JENKINS-23271 Intermittent Invalid Object ID in remoting module

It’s fixed and released on Jenkins core higher than 2.32

Happens frequently on Java 8 due its object management logic. Causes issues in task execution (build failures, agent disconnects)

Jenkins log / Build console output log
FATAL: Invalid object ID 18649 iuota=18470
java.lang.IllegalStateException: Invalid object ID 18469 iota=18470
at hudson.remoting.ExportTable.diagnoseInvalidId(ExportTable.java:277)

3.C. Ping Thread

Check the Ping Thread Documentation here.

PingThread checks that agent is ABLE to execute a command from controller (NOOP request)

Ping command may fail to execute:

  • Overloaded queue, all agent workers are busy → On big boxes you can increase the number of remoting TaskPool workers

  • Network overloaded

In some cases disabling can help

So, if this is the stacktrace you are seeing all the time, you should then disable the PingThread. The side effect is just that the agent is suppose to hung in case the communication is failing between controller and agents. The good side is that you will be able to get a thread dump on both sides controller and agent.

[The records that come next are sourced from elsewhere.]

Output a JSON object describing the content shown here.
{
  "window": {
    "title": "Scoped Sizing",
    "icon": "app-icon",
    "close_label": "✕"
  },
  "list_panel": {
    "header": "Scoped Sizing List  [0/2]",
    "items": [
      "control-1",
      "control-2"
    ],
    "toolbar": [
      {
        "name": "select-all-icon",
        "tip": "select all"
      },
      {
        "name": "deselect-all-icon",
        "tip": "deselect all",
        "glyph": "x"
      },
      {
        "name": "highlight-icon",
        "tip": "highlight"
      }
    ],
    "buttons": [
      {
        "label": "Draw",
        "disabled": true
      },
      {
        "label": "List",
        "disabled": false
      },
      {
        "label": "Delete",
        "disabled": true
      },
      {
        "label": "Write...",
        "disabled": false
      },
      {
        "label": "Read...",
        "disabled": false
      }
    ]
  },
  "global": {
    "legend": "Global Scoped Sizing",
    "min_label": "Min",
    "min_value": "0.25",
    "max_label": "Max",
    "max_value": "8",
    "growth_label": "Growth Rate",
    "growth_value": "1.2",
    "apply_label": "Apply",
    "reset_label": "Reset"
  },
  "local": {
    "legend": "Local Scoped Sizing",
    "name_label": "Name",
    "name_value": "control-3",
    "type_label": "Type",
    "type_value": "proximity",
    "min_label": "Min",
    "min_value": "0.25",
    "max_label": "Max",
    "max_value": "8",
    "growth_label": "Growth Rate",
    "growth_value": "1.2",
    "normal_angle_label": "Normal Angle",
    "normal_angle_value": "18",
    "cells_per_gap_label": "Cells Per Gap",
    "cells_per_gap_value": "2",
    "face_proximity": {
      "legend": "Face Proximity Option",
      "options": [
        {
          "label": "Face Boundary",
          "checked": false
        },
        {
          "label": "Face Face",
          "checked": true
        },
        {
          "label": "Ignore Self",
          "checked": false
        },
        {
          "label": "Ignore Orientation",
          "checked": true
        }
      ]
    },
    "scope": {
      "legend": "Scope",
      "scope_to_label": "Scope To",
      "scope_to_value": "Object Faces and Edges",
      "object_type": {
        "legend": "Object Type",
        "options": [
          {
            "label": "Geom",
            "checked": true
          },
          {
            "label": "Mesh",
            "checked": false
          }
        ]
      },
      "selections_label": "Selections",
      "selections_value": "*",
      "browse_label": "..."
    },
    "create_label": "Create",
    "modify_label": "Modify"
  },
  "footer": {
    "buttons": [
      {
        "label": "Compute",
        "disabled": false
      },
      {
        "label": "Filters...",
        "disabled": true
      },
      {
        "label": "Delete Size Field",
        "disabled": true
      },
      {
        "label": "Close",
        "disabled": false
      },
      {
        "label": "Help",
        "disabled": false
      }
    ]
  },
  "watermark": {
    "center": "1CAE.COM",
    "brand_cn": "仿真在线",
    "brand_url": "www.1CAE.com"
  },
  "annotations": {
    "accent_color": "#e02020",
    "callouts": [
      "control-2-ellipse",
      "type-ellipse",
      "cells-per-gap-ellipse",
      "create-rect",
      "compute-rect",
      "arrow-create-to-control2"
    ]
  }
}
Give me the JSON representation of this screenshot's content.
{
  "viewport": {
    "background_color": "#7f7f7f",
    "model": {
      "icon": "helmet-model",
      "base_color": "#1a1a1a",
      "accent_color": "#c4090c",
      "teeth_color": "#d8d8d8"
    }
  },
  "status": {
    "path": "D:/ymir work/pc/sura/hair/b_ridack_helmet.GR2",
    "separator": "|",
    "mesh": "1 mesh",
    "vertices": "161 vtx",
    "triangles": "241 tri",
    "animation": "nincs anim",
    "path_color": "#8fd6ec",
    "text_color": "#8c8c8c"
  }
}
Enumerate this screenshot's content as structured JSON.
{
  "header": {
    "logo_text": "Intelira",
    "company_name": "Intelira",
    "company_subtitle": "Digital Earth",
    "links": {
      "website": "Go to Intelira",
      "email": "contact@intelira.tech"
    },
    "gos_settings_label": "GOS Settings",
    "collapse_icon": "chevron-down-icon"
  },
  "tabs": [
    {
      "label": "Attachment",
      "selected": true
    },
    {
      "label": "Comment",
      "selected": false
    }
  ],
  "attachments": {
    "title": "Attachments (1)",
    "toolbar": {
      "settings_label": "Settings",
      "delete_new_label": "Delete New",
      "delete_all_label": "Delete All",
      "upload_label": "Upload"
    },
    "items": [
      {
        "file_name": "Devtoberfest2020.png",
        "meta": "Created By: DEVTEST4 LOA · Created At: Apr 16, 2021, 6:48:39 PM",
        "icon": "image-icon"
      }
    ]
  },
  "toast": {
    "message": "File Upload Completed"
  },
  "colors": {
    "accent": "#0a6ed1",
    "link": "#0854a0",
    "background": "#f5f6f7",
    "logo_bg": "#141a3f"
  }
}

Jenkins log / Build console output log
Caused by: java.io.IOException     at hudson.remoting.Channel.close(Channel.java:1163)     at hudson.slaves.ChannelPinger$1.onDead(ChannelPinger.java:118)     at hudson.remoting.PingThread.ping(PingThread.java:126)     at hudson.remoting.PingThread.run(PingThread.java:85) Caused by: java.util.concurrent.TimeoutException: Ping started at 1474633728617 hasn't completed by 1474633968617     ... 2 more

3.D. JNLP Cloud Agents are disconnected on start process

It affects Jenkins core higher than 2.28

Relax requirements of the JNLP connection receiver, which was rejections connections from agents not using JNLPComputerLauncher (e.g. from Agent Setup, vSphere Cloud and other plugins). No the connection is accepted from launchers implementing other proxying and filtering Launcher implementations. Particular plugins may require setting up the -Djenkins.slaves.DefaultJnlpSlaveReceiver.disableStrictVerification=true system property in the controller JVM to allow connecting agents. JENKINS-39232, regression in 2.28

4. HA / LB / Reverse proxy bypass

5. Clear the Java Web Start Cache

If, when starting the JNLP file, you see an error like the one below, run the command javaws -clearcache to clear the cache of the java webstart program.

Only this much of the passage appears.